After you have treebanks, then what? The answer is that syntactic guessing is not the final frontier of NLP, we must go beyond to something more semantic. The idea is to determine the meaning of text in a machine tractable way by creating a TMR, a text-meaning representation (or thematic meaning representation). This, however, is not a trivial task, and now you’re at the frontier of the science.
Text Meaning Representations are language-independent representations of a language unit, and can be thought of as a series of connected frames that represent knowledge. TMRs allow us to do extremely deep querying of natural language, including the creation of knowledge bases, question and answer systems, and even allow for conversational agents. Unfortunately they require extremely deep ontologies and knowledge to be constructed and can be extremely process intensive, particularly in resolving ambiguity.

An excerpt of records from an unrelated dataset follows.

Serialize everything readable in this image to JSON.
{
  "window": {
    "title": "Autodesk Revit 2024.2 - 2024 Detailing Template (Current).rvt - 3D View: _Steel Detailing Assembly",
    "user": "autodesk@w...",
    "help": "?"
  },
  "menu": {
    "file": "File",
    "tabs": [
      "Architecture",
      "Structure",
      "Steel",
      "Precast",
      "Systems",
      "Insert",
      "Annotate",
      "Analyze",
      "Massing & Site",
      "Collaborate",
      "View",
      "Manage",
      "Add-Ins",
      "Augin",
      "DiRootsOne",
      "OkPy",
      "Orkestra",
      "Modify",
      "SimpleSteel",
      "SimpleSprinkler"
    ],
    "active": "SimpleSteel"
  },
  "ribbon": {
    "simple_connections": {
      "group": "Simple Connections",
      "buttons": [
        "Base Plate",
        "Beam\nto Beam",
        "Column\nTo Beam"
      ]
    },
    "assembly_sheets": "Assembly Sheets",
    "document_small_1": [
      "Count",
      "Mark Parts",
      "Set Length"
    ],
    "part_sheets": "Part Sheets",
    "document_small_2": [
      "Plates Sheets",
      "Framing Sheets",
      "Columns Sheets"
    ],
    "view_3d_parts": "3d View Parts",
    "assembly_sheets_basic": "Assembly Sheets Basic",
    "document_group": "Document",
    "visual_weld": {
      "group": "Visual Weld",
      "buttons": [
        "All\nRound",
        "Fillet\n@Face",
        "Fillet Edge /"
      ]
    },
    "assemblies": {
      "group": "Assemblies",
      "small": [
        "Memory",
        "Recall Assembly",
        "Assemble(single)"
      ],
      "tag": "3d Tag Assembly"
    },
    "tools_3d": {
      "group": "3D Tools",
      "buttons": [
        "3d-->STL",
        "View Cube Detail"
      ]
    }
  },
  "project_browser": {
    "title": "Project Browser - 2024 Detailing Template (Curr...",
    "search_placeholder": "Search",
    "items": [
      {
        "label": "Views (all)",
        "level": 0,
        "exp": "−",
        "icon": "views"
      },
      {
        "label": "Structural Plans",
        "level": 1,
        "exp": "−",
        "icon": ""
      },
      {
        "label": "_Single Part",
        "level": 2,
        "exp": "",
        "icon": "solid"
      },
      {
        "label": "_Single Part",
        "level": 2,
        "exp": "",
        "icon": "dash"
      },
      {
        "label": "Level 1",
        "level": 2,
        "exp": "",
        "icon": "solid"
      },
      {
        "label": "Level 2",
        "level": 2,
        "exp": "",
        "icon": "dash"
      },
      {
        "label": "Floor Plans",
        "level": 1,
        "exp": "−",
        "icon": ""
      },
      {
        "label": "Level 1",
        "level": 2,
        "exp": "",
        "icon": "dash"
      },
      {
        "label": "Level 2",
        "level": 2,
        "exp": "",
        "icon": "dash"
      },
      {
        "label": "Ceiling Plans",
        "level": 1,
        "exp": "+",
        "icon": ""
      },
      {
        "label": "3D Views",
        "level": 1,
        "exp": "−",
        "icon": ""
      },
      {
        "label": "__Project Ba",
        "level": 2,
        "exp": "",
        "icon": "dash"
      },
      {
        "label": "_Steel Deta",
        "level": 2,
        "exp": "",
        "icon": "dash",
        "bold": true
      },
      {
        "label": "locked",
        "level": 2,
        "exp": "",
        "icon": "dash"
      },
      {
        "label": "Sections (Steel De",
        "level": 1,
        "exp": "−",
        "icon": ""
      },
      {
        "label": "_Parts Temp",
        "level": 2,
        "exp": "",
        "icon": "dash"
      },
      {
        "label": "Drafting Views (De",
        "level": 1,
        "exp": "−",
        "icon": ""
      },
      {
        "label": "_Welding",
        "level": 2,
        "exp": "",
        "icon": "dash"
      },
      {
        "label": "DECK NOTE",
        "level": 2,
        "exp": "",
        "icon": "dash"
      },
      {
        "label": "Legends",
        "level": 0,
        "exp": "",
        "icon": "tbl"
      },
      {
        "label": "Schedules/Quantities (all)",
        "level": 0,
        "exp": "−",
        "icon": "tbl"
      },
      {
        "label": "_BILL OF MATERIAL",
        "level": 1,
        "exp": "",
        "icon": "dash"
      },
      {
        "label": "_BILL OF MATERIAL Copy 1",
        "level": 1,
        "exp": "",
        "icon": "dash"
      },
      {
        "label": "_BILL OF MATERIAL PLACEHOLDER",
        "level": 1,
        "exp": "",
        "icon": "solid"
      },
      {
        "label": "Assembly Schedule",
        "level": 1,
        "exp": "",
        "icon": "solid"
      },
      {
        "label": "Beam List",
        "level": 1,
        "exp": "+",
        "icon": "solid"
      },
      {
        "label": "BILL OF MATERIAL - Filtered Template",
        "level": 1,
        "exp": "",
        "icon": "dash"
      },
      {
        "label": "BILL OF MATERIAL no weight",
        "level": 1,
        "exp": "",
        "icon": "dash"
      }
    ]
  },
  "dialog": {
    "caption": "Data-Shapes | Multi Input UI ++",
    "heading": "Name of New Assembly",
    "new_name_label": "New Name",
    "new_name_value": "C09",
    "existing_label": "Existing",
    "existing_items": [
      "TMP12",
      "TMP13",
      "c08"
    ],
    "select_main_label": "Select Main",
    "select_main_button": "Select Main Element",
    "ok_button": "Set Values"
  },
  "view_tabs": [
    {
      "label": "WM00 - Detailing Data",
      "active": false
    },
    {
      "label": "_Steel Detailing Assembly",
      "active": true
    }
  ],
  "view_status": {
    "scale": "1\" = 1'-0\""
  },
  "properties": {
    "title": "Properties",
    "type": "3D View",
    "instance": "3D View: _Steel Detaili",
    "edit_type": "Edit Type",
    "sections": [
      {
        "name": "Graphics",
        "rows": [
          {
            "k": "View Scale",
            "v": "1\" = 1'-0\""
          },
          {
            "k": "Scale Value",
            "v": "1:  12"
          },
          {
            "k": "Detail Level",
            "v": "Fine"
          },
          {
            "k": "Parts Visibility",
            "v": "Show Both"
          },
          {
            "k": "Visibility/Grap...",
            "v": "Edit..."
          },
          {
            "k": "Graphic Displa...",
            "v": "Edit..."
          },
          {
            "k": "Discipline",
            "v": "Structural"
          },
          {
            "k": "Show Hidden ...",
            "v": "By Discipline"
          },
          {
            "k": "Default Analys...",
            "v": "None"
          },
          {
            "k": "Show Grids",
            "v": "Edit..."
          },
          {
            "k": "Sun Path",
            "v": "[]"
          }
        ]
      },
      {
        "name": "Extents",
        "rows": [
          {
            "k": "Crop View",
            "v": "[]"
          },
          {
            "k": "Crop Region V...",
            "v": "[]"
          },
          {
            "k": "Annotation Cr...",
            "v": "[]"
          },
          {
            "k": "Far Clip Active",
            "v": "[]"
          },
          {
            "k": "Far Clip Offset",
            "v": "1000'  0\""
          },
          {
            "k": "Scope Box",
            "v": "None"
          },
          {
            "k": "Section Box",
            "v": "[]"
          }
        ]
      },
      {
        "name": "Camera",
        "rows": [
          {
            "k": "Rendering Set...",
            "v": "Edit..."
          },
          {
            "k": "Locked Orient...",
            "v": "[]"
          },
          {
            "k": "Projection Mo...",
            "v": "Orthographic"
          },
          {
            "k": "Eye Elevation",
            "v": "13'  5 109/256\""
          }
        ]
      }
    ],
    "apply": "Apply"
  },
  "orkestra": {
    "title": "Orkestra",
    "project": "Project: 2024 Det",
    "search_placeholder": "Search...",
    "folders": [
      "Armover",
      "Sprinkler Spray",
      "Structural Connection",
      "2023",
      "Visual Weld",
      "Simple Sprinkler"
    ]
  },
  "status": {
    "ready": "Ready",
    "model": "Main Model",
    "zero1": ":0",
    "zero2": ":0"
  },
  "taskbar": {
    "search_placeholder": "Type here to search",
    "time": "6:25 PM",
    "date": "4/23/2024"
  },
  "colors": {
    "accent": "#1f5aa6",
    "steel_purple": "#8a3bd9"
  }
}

We have created a system called WIMs -- Weakly Inferred Meanings that attempts to stand in the middle ground of no semantic computation at all, and the extremely labor intensive TMR. WIMs reduces the search space by using a limited, but extremely important set of relations. These relations can be created using available knowledge -- Wordnet has proved to be a valuable ontology for creating WIMs, and they are extremely lightweight.
Even better, they’re open source!
Both TMRs and WIMs are graph representations of content, and therefore any semantic computation involving these techniques will involve graph traversal. Although there are graph databases created on top of HDFS (particularly Titan on HBase), graph computation is not the strong point of MapReduce. Hadoop, unfortunately, can only get us so far.